The region is bounded by x = 6 on the right and by the hyperbola xy = 6 on the left. The values of y range from 2 to 6.

Step 3: Set up the integral for the volume.

The volume of the solid can be calculated by integrating the area of the cylindrical shells. The height of each shell will be given by the difference in x-coordinates, while the radius will be given by the corresponding y-coordinate.

The volume can be expressed as:

V = ∫[a to b] 2πx * h(x) * dx

Where a is the lower limit of x (intersection point of xy=6 and y=2) and b is the upper limit of x (x=6).

Step 4: Find the height of each shell, h(x), and the limits of integration.

To find the height h(x), we need to express it in terms of x. From the equation xy = 6, we can solve for y:

y = 6 / x

The height h(x) is the difference between the y-values corresponding to the rectangle and hyperbola curves:

h(x) = 6 - 2 = 4

Given that the region is bounded by x = 6 and xy = 6, the limits of integration for x are 6 / 6 = 1 and 6 / 1 = 6.

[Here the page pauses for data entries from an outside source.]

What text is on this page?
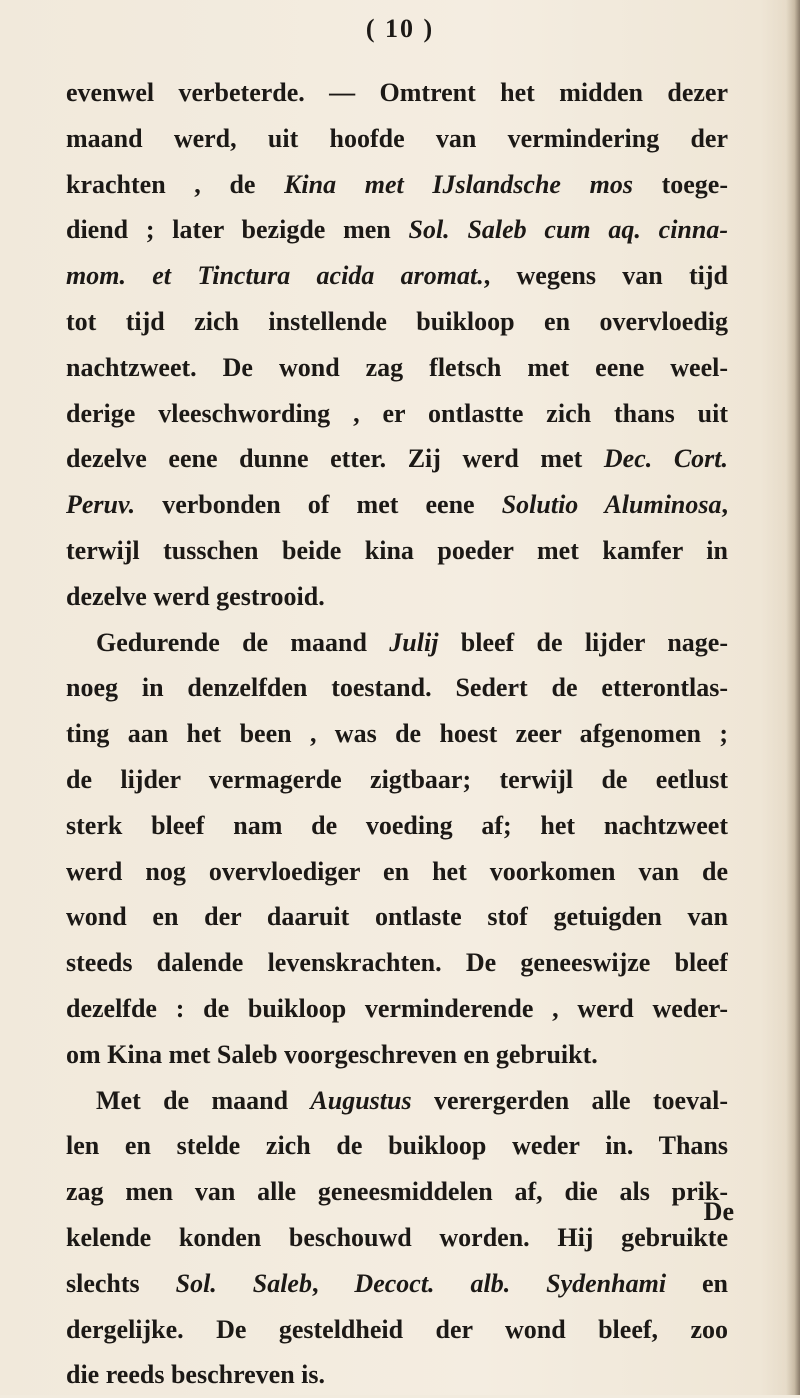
( 10 )
evenwel verbeterde. — Omtrent het midden dezer
maand werd, uit hoofde van vermindering der
krachten , de Kina met IJslandsche mos toege-
diend ; later bezigde men Sol. Saleb cum aq. cinna-
mom. et Tinctura acida aromat., wegens van tijd
tot tijd zich instellende buikloop en overvloedig
nachtzweet. De wond zag fletsch met eene weel-
derige vleeschwording , er ontlastte zich thans uit
dezelve eene dunne etter. Zij werd met Dec. Cort.
Peruv. verbonden of met eene Solutio Aluminosa,
terwijl tusschen beide kina poeder met kamfer in
dezelve werd gestrooid.
Gedurende de maand Julij bleef de lijder nage-
noeg in denzelfden toestand. Sedert de etterontlas-
ting aan het been , was de hoest zeer afgenomen ;
de lijder vermagerde zigtbaar; terwijl de eetlust
sterk bleef nam de voeding af; het nachtzweet
werd nog overvloediger en het voorkomen van de
wond en der daaruit ontlaste stof getuigden van
steeds dalende levenskrachten. De geneeswijze bleef
dezelfde : de buikloop verminderende , werd weder-
om Kina met Saleb voorgeschreven en gebruikt.
Met de maand Augustus verergerden alle toeval-
len en stelde zich de buikloop weder in. Thans
zag men van alle geneesmiddelen af, die als prik-
kelende konden beschouwd worden. Hij gebruikte
slechts Sol. Saleb, Decoct. alb. Sydenhami en
dergelijke. De gesteldheid der wond bleef, zoo
die reeds beschreven is.
De
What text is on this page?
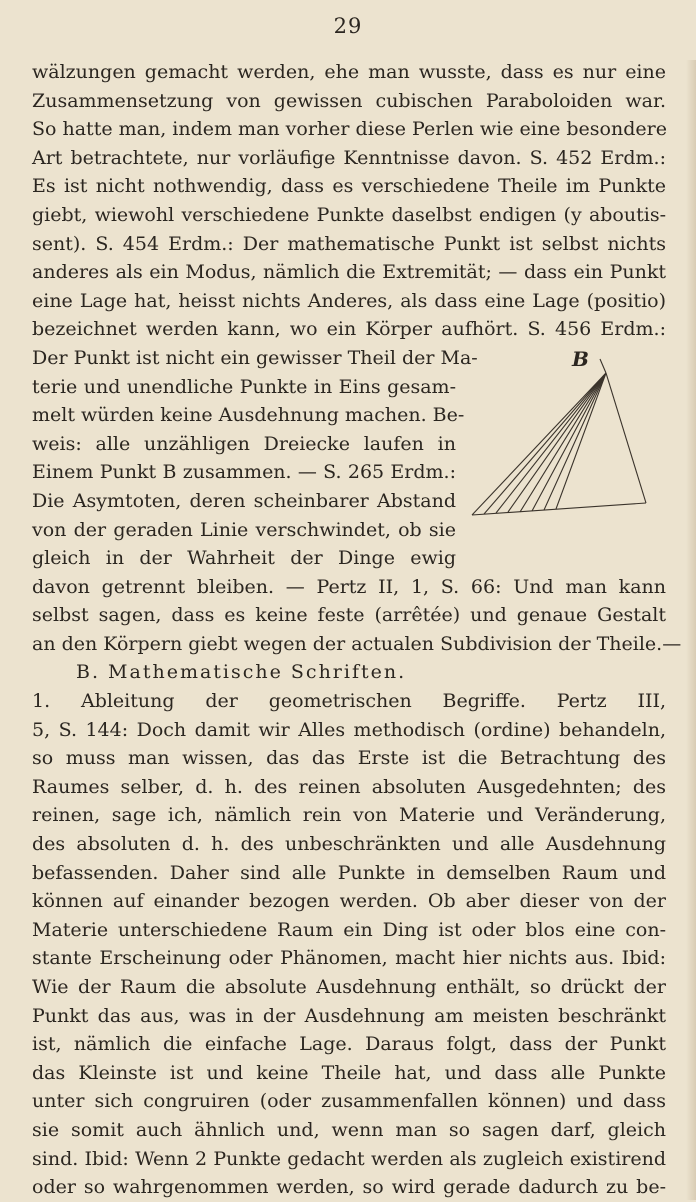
29
wälzungen gemacht werden, ehe man wusste, dass es nur eine
Zusammensetzung von gewissen cubischen Paraboloiden war.
So hatte man, indem man vorher diese Perlen wie eine besondere
Art betrachtete, nur vorläufige Kenntnisse davon. S. 452 Erdm.:
Es ist nicht nothwendig, dass es verschiedene Theile im Punkte
giebt, wiewohl verschiedene Punkte daselbst endigen (y aboutis-
sent). S. 454 Erdm.: Der mathematische Punkt ist selbst nichts
anderes als ein Modus, nämlich die Extremität; — dass ein Punkt
eine Lage hat, heisst nichts Anderes, als dass eine Lage (positio)
bezeichnet werden kann, wo ein Körper aufhört. S. 456 Erdm.:
Der Punkt ist nicht ein gewisser Theil der Ma-
terie und unendliche Punkte in Eins gesam-
melt würden keine Ausdehnung machen. Be-
weis: alle unzähligen Dreiecke laufen in
Einem Punkt B zusammen. — S. 265 Erdm.:
Die Asymtoten, deren scheinbarer Abstand
von der geraden Linie verschwindet, ob sie
gleich in der Wahrheit der Dinge ewig
davon getrennt bleiben. — Pertz II, 1, S. 66: Und man kann
selbst sagen, dass es keine feste (arrêtée) und genaue Gestalt
an den Körpern giebt wegen der actualen Subdivision der Theile.—
B. Mathematische Schriften.
1. Ableitung der geometrischen Begriffe. Pertz III,
5, S. 144: Doch damit wir Alles methodisch (ordine) behandeln,
so muss man wissen, das das Erste ist die Betrachtung des
Raumes selber, d. h. des reinen absoluten Ausgedehnten; des
reinen, sage ich, nämlich rein von Materie und Veränderung,
des absoluten d. h. des unbeschränkten und alle Ausdehnung
befassenden. Daher sind alle Punkte in demselben Raum und
können auf einander bezogen werden. Ob aber dieser von der
Materie unterschiedene Raum ein Ding ist oder blos eine con-
stante Erscheinung oder Phänomen, macht hier nichts aus. Ibid:
Wie der Raum die absolute Ausdehnung enthält, so drückt der
Punkt das aus, was in der Ausdehnung am meisten beschränkt
ist, nämlich die einfache Lage. Daraus folgt, dass der Punkt
das Kleinste ist und keine Theile hat, und dass alle Punkte
unter sich congruiren (oder zusammenfallen können) und dass
sie somit auch ähnlich und, wenn man so sagen darf, gleich
sind. Ibid: Wenn 2 Punkte gedacht werden als zugleich existirend
oder so wahrgenommen werden, so wird gerade dadurch zu be-
B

Step 5: Evaluate the integral.

The integral to calculate the volume becomes:

V = ∫[1 to 6] 2πx * 4 * dx

V = 8π ∫[1 to 6] x dx

To evaluate the integral, we use the power rule:

V = 8π * [x^2 / 2] from 1 to 6

V = 8π * [6^2 / 2 - 1^2 / 2]

V = 8π * [18 - 0.5]

V = 8π * 17.5

Step 6: Simplify the result.

V ≈ 140π cubic units

Therefore, the volume of the solid generated by revolving the region bounded by the graphs of the equations about the line x = 6 is approximately 140π cubic units.